Scripture verses are pre-generated at ingest time for the most common voice configuration. The 31,000+ verse corpus produces a large audio library, but the request-time experience is instant — the user presses play and the audio is already in the CDN. AI-generated study responses are generated on demand and cached for 30 days.

Streaming for Long Content

For long-form content (full chapter narrations, extended study guides), audio is streamed rather than delivered as a complete file. This gets the first chunk of audio to the user in under two seconds while the rest is still generating:

async function* streamAudioGeneration(
  segments: TextSegment[],
  voiceConfig: VoiceConfig
): AsyncGenerator<Buffer> {
  for (const segment of segments) {
    const processed = await preprocessForNarration(segment.text, segment.type);
    const ssml = generateSSML(processed, segment.type, { streaming: true });
    const audio = await generateAudio(ssml, voiceConfig);
    yield audio;
  }
}

The client receives audio segments over a WebSocket connection and plays them sequentially, buffering one segment ahead. This pattern makes the first-byte latency for a 30-minute study guide the same as for a 30-second verse reading — the user is never waiting for the full generation to complete before audio begins.

Voice Configuration and User Preference

The platform offers four voice configurations:

Users set a default voice in preferences; individual pieces of content can override the default. The Liturgical voice uses different SSML settings — slower pace, longer pauses between verses, slightly more formal prosody — than the Study voice, which reads at conversational speed with less structural pause.

Voice preference is stored in procedural memory and respected across sessions.
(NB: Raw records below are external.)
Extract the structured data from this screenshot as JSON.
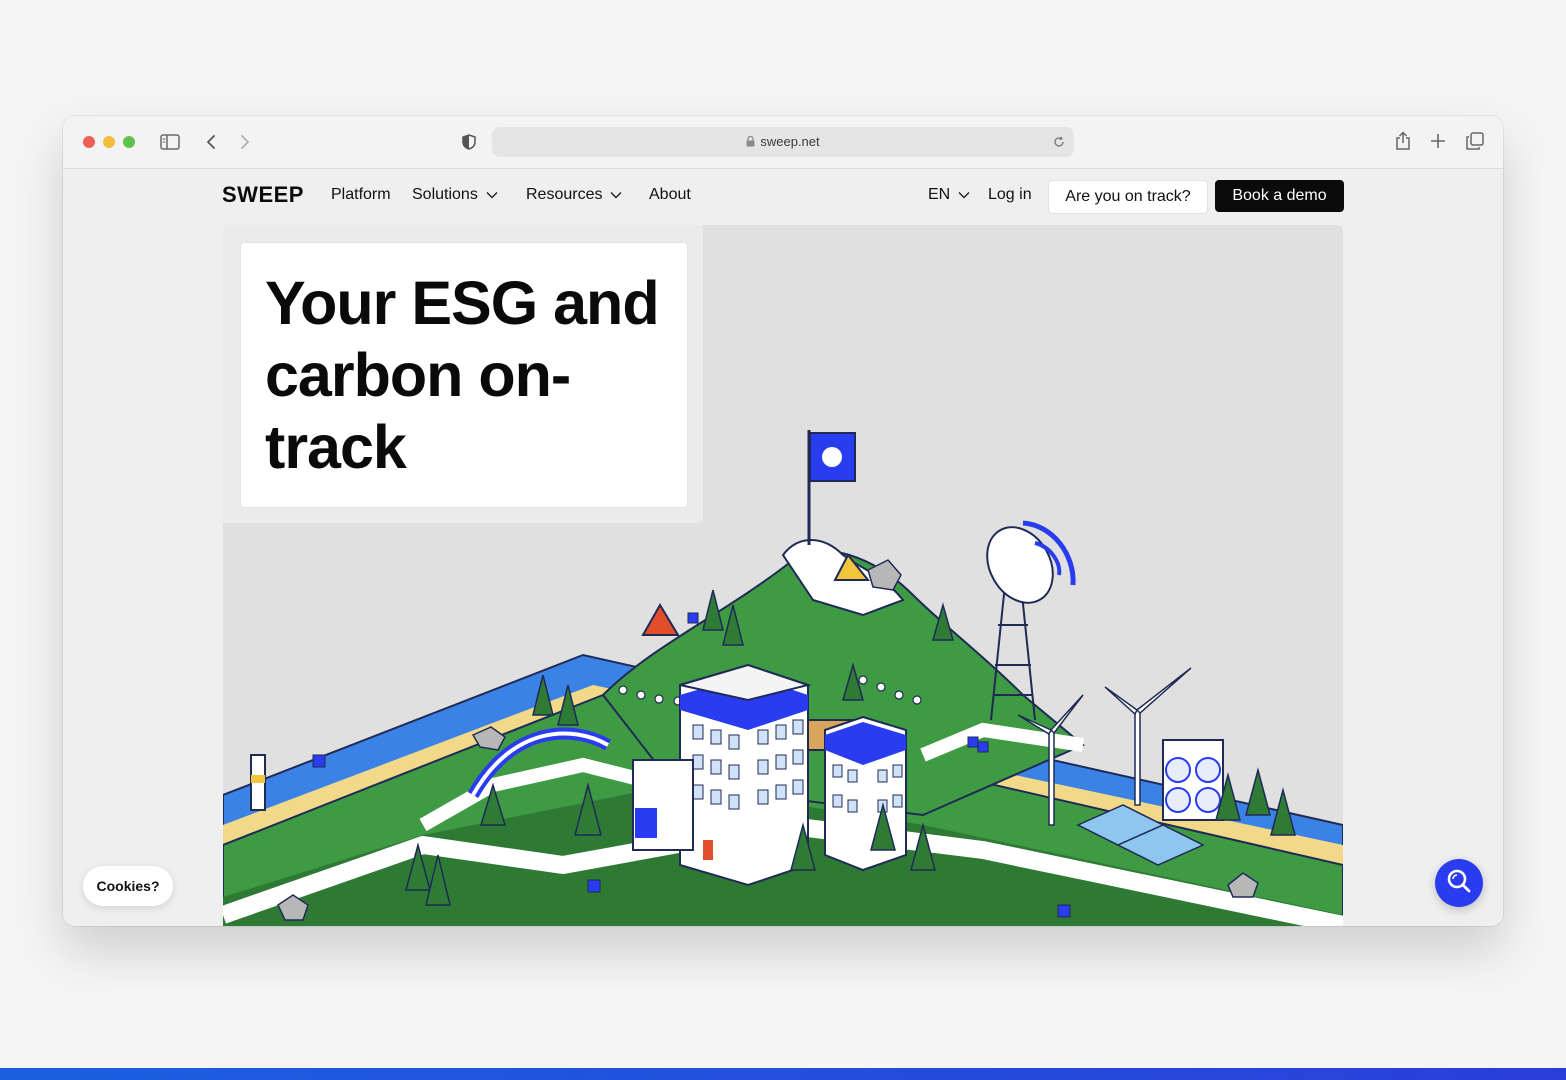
{
  "browser": {
    "url": "sweep.net",
    "icons": [
      "sidebar-icon",
      "back-icon",
      "forward-icon",
      "shield-icon",
      "lock-icon",
      "reload-icon",
      "share-icon",
      "new-tab-icon",
      "tabs-icon"
    ]
  },
  "nav": {
    "logo": "SWEEP",
    "items": [
      {
        "label": "Platform"
      },
      {
        "label": "Solutions"
      },
      {
        "label": "Resources"
      },
      {
        "label": "About"
      }
    ],
    "language": "EN",
    "login": "Log in",
    "track_button": "Are you on track?",
    "demo_button": "Book a demo"
  },
  "hero": {
    "title": "Your ESG and carbon on-track"
  },
  "cookies": "Cookies?",
  "colors": {
    "accent": "#2a3cf0",
    "grass": "#3f9a44",
    "water": "#3b82e6",
    "sand": "#f2d98a"
  }
}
A user who prefers the Liturgical voice for scripture but the Study voice for commentary does not have to set this repeatedly.

Quality Monitoring

Audio quality issues that escape the automated pipeline surface through user feedback. The feedback mechanisms:

Thumbs down on specific audio: the user can flag individual audio clips as having pronunciation errors, pacing problems, or quality issues. Flagged clips enter a review queue.

Pronunciation report: a specific feedback path for pronunciation errors that captures the term, the clip, and optionally the user's description of the correct pronunciation. High-frequency reports on the same term trigger automatic dictionary updates.
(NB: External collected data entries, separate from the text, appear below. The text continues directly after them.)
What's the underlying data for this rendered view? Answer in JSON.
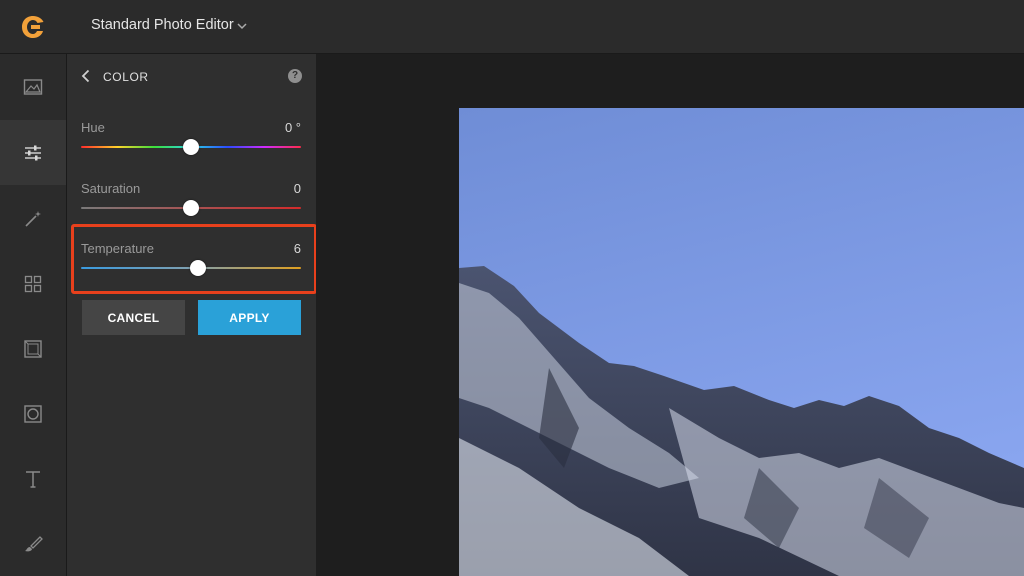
{
  "header": {
    "app_title": "Standard Photo Editor",
    "brand_color": "#f2a13a"
  },
  "rail": {
    "items": [
      {
        "icon": "image-icon"
      },
      {
        "icon": "sliders-icon",
        "active": true
      },
      {
        "icon": "magic-wand-icon"
      },
      {
        "icon": "grid-icon"
      },
      {
        "icon": "frame-icon"
      },
      {
        "icon": "vignette-icon"
      },
      {
        "icon": "text-icon"
      },
      {
        "icon": "brush-icon"
      }
    ]
  },
  "panel": {
    "title": "COLOR",
    "help_symbol": "?",
    "sliders": [
      {
        "label": "Hue",
        "value": "0 °",
        "position": 0.5
      },
      {
        "label": "Saturation",
        "value": "0",
        "position": 0.5
      },
      {
        "label": "Temperature",
        "value": "6",
        "position": 0.53
      }
    ],
    "highlight_color": "#e8401c"
  },
  "actions": {
    "cancel_label": "CANCEL",
    "apply_label": "APPLY",
    "apply_color": "#2aa1d8"
  }
}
Quality metrics: the audio generation pipeline emits metrics to the monitoring system: generation latency, API error rate, chunk count per request, post-processing duration. Elevated error rates (ElevenLabs API errors, post-processing failures) trigger alerts.
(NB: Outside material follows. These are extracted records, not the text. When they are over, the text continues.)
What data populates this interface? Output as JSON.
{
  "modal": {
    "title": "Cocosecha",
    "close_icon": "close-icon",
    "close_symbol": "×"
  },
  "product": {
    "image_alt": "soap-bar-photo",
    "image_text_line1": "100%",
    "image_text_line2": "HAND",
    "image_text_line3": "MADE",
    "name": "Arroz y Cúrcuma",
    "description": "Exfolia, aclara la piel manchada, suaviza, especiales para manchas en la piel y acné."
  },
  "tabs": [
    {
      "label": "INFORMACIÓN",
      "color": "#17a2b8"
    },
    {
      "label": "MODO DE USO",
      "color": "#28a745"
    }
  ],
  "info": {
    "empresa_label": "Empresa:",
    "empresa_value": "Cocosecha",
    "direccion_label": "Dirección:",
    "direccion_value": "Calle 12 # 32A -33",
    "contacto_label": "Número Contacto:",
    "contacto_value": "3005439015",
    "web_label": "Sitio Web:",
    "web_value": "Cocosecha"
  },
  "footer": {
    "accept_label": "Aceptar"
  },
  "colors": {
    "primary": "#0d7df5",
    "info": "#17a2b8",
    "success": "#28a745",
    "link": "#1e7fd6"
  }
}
The combination of user feedback and automated metrics keeps the narration quality at a level where users actually use the feature. Voice narration that mispronounces "Gethsemane" or "propitiation" will be trusted less than audio that gets these right — and trust, once lost, is not easily regained. Getting the preprocessing and pronunciation right is the work that makes the feature usable for the users it is built to serve.